Zeichen der Renaissance
Liebe Leserin, lieber Leser,
wohl selten klaffte zwischen dem Titel eines Kunstwerks und seiner Bedeutung – und auch seinem Preis – eine so bemerkenswerte Diskrepanz wie im Fall der Erwerbung, die wir mit der Winterausgabe von Arsprototo feiern möchten. Als wäre das Wort vom „Klebeband“ nicht schon prosaisch genug, so wurde diese Bezeichnung noch durch ein „kleiner“ diminuiert. Doch unbeschadet dessen ist besagtes Objekt nun unter der Bezeichnung „Kleiner Klebeband“ in Literatur und Forschung bekannt.
Doch welch ein Kosmos verbirgt sich zwischen den Buchdeckeln des 19. Jahrhunderts, dem diese Montierung zu einem Sammelwerk entstammt? 120 kostbare Zeichnungen zwischen Spätmittelalter und Frührenaissance, darunter so einmalige Blätter wie das Porträt eines Mannes aus der Zeit um 1475, das als vollendetste deutsche Bildniszeichnung vor Dürer gilt. Eine ganze „Gesichter der Renaissance“-Ausstellung en miniature scheint im „Klebeband“ auf, vornehmlich von der Hand und aus der Werkstatt Hans Holbeins des Älteren, jenes fränkischen Meisters, dessen Sohn schließlich zum wichtigsten Porträtmaler seiner Epoche werden sollte.

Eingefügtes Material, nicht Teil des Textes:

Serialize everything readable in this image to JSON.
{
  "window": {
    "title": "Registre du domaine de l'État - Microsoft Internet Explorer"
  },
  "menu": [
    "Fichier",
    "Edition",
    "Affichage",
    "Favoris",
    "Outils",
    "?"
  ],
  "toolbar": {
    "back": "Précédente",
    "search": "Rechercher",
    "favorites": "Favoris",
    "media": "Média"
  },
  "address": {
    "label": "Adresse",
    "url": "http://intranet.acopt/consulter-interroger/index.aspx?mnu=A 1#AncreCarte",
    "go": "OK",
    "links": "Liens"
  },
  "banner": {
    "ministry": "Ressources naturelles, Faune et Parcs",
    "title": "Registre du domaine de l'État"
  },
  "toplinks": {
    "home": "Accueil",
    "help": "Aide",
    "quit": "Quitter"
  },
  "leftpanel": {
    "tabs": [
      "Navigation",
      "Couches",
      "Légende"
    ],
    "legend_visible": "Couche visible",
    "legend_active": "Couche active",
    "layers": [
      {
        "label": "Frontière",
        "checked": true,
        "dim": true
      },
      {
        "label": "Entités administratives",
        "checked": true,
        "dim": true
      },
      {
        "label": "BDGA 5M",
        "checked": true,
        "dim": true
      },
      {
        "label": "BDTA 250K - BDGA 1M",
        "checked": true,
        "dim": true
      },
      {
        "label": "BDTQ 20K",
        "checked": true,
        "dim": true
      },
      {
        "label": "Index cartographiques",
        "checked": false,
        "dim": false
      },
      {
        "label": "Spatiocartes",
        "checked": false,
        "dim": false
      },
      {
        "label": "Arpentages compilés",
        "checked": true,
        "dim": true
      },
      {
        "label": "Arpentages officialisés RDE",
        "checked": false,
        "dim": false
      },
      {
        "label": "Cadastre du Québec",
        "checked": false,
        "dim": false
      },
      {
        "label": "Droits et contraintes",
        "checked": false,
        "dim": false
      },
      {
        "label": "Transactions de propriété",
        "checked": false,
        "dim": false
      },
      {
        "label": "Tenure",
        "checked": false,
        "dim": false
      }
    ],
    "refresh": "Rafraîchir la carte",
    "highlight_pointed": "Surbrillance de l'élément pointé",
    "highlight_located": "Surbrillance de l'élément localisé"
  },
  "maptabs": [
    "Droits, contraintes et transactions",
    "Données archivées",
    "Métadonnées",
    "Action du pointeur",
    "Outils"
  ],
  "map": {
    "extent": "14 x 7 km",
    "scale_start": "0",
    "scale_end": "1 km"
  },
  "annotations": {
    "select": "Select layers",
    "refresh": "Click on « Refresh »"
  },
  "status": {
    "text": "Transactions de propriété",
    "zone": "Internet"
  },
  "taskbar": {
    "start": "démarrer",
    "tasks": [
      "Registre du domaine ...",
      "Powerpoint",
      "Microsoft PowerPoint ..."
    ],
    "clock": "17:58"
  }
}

Dass es der Kulturstiftung der Länder überhaupt gelingen konnte, den Weg zum Erwerb der wohl wichtigsten deutschen Sammlung von Altmeisterzeichnungen aus dem Besitz des Hauses Waldburg-Wolfegg zu ebnen, verdanken wir dabei zwei Umständen: Zum Einen taten sich mit der Stiftung Preußischer Kulturbesitz und den Kunstsammlungen und Museen Augsburg zwei Institutionen zum Erwerb zusammen, die sowohl über weitere Finanzmittel als auch über ausgewiesene Sachkompetenz im Bereich der Altmeistergraphik verfügen. Zum Anderen war der „Klebeband“ in das Verzeichnis national wertvollen Kulturgutes aufgenommen, durfte also nicht ins Ausland verbracht werden.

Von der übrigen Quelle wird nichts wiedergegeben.